Abdul Rashid Dostum, first vice president of Afghanistan, leading troops in Jowzjan.
Abdul Rashid Dostum, first vice president of Afghanistan, leading troops in Jowzjan.

Officials in a restive northern Afghan province say the Taliban are seeking to pour into neighboring Turkmenistan by creating chaos and insecurity in the region.

Engineer Ahmad, district governor of Jowzjan's Khamab district, says the Taliban want to carve a permanent presence in the strategic area.

"Khamab borders Turkmenistan, and that's why the enemy is trying to make the area unsafe -- to have influence in Turkmenistan," Ahmad told RFE/RL's Gandhara website on October 25. "The district is a key goal for the Taliban."

Ahmad says that last week scores of insurgents fled from Khamab to an island on the Amu Darya River, which separates Afghanistan and Turkmenistan.

They were pushed back by an Afghan military offensive led by Vice President Abdul Rashid Dostum. Since the summer, the former warlord has led anti-Taliban operations in his home province of Jowzjan and neighboring Faryab. The majority of residents in the two provinces are Dostum's fellow Uzbeks.

Thus year's Taliban offensive in northern Afghanistan is aided by large numbers of Central Asian militants who have joined the Taliban's fight in an apparent bid to secure a safe haven for staging a comeback in their home countries.

Dostum's spokesman Sultan Faizi says more than 80 Taliban fighters were killed in last week's operation in Khamab. He says an equal number of fighters ditched their motorcycles and fled to the Amu Darya island in boats.

"One option for them is to surrender. And another option is that they will be eliminated because winter is coming and they don't have access to resources, logistics, or food," Faizi said. "In fact, they are naturally surrounded."

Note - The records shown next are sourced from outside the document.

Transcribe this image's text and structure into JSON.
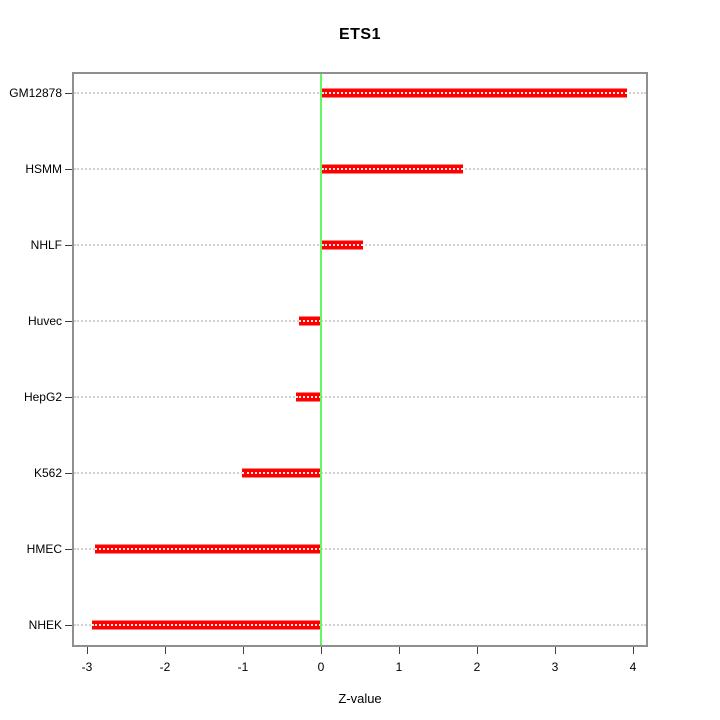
{
  "chart_data": {
    "type": "bar",
    "orientation": "horizontal",
    "title": "ETS1",
    "xlabel": "Z-value",
    "ylabel": "",
    "categories": [
      "GM12878",
      "HSMM",
      "NHLF",
      "Huvec",
      "HepG2",
      "K562",
      "HMEC",
      "NHEK"
    ],
    "values": [
      3.91,
      1.81,
      0.53,
      -0.28,
      -0.32,
      -1.01,
      -2.9,
      -2.93
    ],
    "xlim": [
      -3.2,
      4.2
    ],
    "xticks": [
      -3,
      -2,
      -1,
      0,
      1,
      2,
      3,
      4
    ],
    "zero_reference_line": 0,
    "grid": "horizontal dotted line per category",
    "legend": "none",
    "colors": {
      "bar_fill": "#ff0000",
      "bar_edge": "#ff8080",
      "bar_inner_dotted_line": "#ffffff",
      "zero_line": "#63f763",
      "grid_line": "#d2d2d2",
      "box_border": "#8f8f8f",
      "axis_tick": "#404040",
      "text": "#000000"
    }
  }
}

Faizi says Dostum has been in contact with Turkmenistan's envoy to Afghanistan to explore ways of handling the insurgents.

He added Ashgabat has taken the "necessary measures" and expressed readiness in countering any potential spillover of the insurgents onto Turkmen soil.

According to Reuters, a spokesman for the Taliban denied their fighters were besieged. The spokesman, who was not named, claimed their fighters were on the Afghan side of the island to fight the Afghan security forces.

Dostum, however, was less upbeat. He told reporters on October 25 the insurgents were using women and children as human shields.

"This is the problem of the operation: It is very hard to tell a foe from a friend under such circumstances," he said. "We need to avoid casualties among the civilian population and our servicemen."

Turkmenistan is seen as being the most vulnerable of the three Central Asian countries bordering Afghanistan. Russia, China, and the United States have helped Tajikistan to protect its long border with Afghanistan, and Uzbekistan's short border with its eastern neighbor is well protected. Turkmenistan's long border with Afghanistan, however, is extremely vulnerable to militant infiltration.

Moscow is leading the Central Asian nations in expressing concerns over rising insecurity in northern Afghanistan.

Earlier this month, Russian President Vladimir Putin said the countries in the Commonwealth of Independent States (CIS) could create a joint task force to protect the grouping's external borders. He told journalists that closer military cooperation is necessary because the situation in Afghanistan is "close to critical."

In a meeting on October 16, the leaders of Armenia, Azerbaijan, Belarus, Kyrgyzstan, Russia, Tajikistan, Kazakhstan, and Uzbekistan signed a statement on combating international terrorism. At the meeting, held in Kazakhstan, they also agreed on military and border-security cooperation through 2020.

"Terrorists of various stripes are gaining more and more influence and are not hiding their plans for further expansion," Putin told journalists. "One of their aims is to make a breakthrough into the Central Asian region. It is important for us to be ready to react to such a scenario together."

In Khamab, Ahmed says the situation is critical. He called on the Afghan government to secure his district.

"My main concern is that a weak government response will prompt locals to support the Taliban and fight from within their homes," he said.